Our next simple machine is a pulley (here by Evilnurn). A simple pulley changes the direction of a force transmitted by a cable as that cable moves around the circumference of the pulley. For instance, you could attach a rope to a rock and loop the rope over a pulley above you. If you pull down with a force of ten pounds, the result will be an upward force of ten pounds on that rock.

If you loop back and forth between two or more pulleys, you create a block and tackle (here by Louise Dade). This gives you a mechanical advantage. For instance, if there are two parallel stretches of rope, as in the model below, if you apply ten pounds of force in pulling the rope, twenty pounds of force will be exerted to lift the load. BTW, you never get something for nothing - you have to pull the rope twice as far to get double the force.

Wednesday, April 24, 2013


I was going to move on to the next simple machine, but Bobofrutx just posted this great example of a lever.

Tuesday, April 23, 2013

Wheel and axle

Next up in our look at simple machines is the wheel and axle. As with the lever, there is a relationship between the amount of force applied along the edge and the radial distance. Therefore a large wheel can be turned with relative ease, and yet be used to lift a large weight, as seen in this medieval crane by Stephle59.

Monday, April 22, 2013

Simple machine: lever

A simple machine is a mechanical device that changes the direction or magnitude of a force. Classical and Renaissance scientists defined six different ones. A lever (here by Linda Hamilton) is a rigid rod that pivots on a point called the fulcrum. In a class 1 lever, when a downward force is applied on one side of the fulcrum, an upward force results on the opposite side.
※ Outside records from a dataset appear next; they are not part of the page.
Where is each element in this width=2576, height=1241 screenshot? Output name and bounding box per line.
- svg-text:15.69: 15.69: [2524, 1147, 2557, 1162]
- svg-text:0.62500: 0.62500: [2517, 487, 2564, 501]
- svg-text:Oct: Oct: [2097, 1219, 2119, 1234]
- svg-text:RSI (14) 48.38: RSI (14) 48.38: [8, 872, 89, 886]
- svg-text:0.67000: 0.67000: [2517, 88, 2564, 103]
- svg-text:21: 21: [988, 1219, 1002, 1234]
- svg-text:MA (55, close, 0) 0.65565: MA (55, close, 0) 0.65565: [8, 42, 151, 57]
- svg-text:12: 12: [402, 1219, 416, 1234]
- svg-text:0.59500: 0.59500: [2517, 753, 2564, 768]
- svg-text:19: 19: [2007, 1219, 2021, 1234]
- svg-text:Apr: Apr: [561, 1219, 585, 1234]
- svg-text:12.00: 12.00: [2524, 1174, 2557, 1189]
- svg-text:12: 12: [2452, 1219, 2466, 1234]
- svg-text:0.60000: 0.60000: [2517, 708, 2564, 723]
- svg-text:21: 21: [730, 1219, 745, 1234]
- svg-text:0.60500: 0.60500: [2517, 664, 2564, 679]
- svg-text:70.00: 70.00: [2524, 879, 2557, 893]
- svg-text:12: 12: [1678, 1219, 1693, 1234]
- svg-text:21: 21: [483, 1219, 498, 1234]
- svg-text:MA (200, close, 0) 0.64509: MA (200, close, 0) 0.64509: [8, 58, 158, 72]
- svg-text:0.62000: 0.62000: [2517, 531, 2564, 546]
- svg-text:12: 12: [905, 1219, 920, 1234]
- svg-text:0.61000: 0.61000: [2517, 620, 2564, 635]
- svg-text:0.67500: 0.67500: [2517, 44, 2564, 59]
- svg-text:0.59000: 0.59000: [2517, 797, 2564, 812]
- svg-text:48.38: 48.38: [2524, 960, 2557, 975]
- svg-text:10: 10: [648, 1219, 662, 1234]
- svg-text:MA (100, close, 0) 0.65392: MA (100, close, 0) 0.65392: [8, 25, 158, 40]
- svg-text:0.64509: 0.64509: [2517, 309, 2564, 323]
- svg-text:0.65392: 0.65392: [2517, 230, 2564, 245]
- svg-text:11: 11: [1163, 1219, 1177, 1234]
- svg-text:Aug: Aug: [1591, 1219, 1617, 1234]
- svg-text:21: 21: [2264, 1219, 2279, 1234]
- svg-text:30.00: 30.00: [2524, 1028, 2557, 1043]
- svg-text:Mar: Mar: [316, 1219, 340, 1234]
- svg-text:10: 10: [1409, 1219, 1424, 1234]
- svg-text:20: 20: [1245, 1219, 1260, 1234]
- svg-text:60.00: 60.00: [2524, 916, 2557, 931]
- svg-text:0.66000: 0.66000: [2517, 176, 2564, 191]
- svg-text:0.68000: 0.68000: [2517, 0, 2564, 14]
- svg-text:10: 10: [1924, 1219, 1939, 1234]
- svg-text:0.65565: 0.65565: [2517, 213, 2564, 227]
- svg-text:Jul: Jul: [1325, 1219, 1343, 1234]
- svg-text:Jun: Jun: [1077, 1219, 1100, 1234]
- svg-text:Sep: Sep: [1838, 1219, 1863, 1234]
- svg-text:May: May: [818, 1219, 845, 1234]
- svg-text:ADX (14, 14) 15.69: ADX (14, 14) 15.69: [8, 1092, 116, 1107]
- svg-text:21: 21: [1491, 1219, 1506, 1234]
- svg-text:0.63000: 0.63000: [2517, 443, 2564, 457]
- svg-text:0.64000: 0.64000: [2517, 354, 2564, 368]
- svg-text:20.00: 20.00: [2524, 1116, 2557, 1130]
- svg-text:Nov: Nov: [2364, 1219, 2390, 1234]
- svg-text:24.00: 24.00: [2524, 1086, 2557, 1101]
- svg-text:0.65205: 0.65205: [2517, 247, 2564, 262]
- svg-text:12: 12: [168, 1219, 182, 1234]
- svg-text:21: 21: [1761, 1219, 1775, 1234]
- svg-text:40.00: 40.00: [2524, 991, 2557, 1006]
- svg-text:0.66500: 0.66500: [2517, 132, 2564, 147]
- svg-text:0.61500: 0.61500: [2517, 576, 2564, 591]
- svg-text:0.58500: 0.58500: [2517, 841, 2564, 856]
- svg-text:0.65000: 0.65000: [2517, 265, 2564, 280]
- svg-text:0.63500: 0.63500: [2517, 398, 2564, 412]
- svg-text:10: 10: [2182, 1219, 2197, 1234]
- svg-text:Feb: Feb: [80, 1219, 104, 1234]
It also makes a difference how far the point of force application is from the fulcrum, as the actual term to be considered is torque, defined as the amount of force times the distance. The longer the lever, the greater torque can be produced, so that very large objects can be moved, as shown here by Ringleader. Archimedes supposedly said he could lift the earth if he were given a long enough beam and a place to set the fulcrum.

Saturday, April 20, 2013

LEGO math fun

LEGO is great for teaching kids math concepts. I've used stacks of Duplo bricks to practice addition - i.e. 'put the stack of two bricks together with the stack of three bricks, and how tall is the tower?' And I've previously noted helping my daughter learn her 2x multiplication table. Here Erin from the So you call yourself a homeschooler blog is using stacks of bricks to teach fractions.

Thursday, April 11, 2013

Apollo 13

CustomBricks has a look back at the Apollo 13 service module as the astronauts leave in the command module for their return to Earth.

Monday, April 8, 2013

Gear up

A gear is a simple machine, where two or more wheels have teeth, or cogs, that fit together so that when one turns, the teeth fit together so that the other turns as well. In this way, rotational torque is transferred from one axle to another. These axles can be parallel to each other, or, as in this case by Legohaulic, at an angle. If the gears have different diameters, they will rotate at different speeds.

Wednesday, April 3, 2013


Argon (here by the One and Only Mr R) is an element with the atomic number 18. It is a noble gas, which means it does not enter into reactions to form compounds with other elements (hence the name, derived from the Greek word for lazy). Argon is the third most abundant gas in the earth's atmosphere, after nitrogen and oxygen.